DailyView: Day 96, Movie 163

I’m not sure how to start this review off.

The Green Mile does not really have a plot. It is a string of scenes together to tell the narrative of the time during the Great Depression when John Coffey (Michael Clarke Duncan) was in prison awaiting his execution for the rape and murder of two young girls. Paul Edgecomb (Tom Hanks) was the head officer in charge at death row, managing the inmates and trying to make their final days as peaceful as possible.

However, as it turned out, John was special. He had a special gift that made Paul and the other guards question the scheduled execution.

This was powerful. I had tears several times over the 3 + hour run time. Even now as I sit here trying to type this up, I have that knot in my stomach about what I had watched. It is an emotional and absolutely transcendent film with some of the top performances you’re going to find.
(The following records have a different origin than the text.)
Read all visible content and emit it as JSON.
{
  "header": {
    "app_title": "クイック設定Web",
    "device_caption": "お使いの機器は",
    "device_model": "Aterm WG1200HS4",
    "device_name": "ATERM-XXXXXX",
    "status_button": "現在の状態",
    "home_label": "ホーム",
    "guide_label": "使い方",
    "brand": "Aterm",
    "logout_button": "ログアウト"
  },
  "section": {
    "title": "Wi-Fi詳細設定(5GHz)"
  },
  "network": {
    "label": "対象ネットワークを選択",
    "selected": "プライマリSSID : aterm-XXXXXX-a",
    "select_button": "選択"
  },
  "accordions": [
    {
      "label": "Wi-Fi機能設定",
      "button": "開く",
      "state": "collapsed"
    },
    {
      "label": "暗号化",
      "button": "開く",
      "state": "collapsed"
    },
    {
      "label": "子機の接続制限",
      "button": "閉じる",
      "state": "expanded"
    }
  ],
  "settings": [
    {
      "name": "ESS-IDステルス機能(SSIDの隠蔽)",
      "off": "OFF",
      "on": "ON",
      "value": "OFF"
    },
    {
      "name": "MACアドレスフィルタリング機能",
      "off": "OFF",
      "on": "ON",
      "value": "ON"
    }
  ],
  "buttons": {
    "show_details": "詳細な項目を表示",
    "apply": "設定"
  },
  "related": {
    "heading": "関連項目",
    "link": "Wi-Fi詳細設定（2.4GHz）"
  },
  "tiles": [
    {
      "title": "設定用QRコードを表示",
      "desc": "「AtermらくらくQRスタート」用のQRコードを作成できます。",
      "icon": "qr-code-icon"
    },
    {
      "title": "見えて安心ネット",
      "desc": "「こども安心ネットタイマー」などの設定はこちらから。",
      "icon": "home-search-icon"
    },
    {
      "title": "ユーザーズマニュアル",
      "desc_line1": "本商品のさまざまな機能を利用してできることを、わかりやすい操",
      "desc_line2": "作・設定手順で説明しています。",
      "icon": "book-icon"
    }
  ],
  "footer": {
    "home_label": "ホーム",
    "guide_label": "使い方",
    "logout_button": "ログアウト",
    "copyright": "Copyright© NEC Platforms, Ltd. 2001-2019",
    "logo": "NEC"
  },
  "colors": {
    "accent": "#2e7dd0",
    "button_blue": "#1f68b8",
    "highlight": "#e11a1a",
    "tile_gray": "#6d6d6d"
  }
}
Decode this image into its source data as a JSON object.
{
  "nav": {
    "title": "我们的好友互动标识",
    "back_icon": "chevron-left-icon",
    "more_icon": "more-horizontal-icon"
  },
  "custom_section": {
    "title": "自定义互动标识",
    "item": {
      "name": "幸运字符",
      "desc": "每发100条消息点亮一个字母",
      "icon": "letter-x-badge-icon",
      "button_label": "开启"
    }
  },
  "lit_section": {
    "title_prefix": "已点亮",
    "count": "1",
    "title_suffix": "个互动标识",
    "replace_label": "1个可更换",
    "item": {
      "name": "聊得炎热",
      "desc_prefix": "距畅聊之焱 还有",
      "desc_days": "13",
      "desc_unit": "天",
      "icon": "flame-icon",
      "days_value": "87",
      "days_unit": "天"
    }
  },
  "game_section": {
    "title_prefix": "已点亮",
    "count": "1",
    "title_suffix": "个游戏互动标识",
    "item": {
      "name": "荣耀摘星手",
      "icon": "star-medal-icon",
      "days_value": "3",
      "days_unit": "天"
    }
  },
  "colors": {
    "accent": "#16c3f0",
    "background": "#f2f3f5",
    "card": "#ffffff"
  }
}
Michael Clarke Duncan will break your heart with his work in this film. He had such a pureness to his character. An aura that totally played opposite the image of the gigantic man that stood before the others. Tom Hanks is the perfect foil for Duncan as this pairing is so believable, despite the sensationalism of the story. You can see the conflict within Hanks and how much he carried himself with respect for everybody, even these convicted murderers.

There are several other notable performances including David Morse, James Cromwell, Michael Jeter, Doug Hutchison, Sam Rockwell, Bonnie Hunt, Patricia Clarkson, Jeffrey DeMunn, Harry Dean Stanton, Barry Pepper, and Dabbs Greer.

There was one scene in particular, involving Michael Jeter and Doug Hutchison during an execution that is just about the most horrific thing that I have ever seen. It was devastating to watch and will stick with me for a long time. If you have seen The Green Mile, you know to which scene I am referring. I’m not sure that I could watch it again.

There is such life to the movie despite it being about tragic circumstances. The performances are astounding and do not fail to grasp you every time. It is over three hours, but it did not seem like it. Those three hours flew by. I can think of plenty of 90 minutes movies that feel much longer than this.

The Green Mile is another triumph on Tom Hanks’ resume and deserves every bit of positive credit it can receive.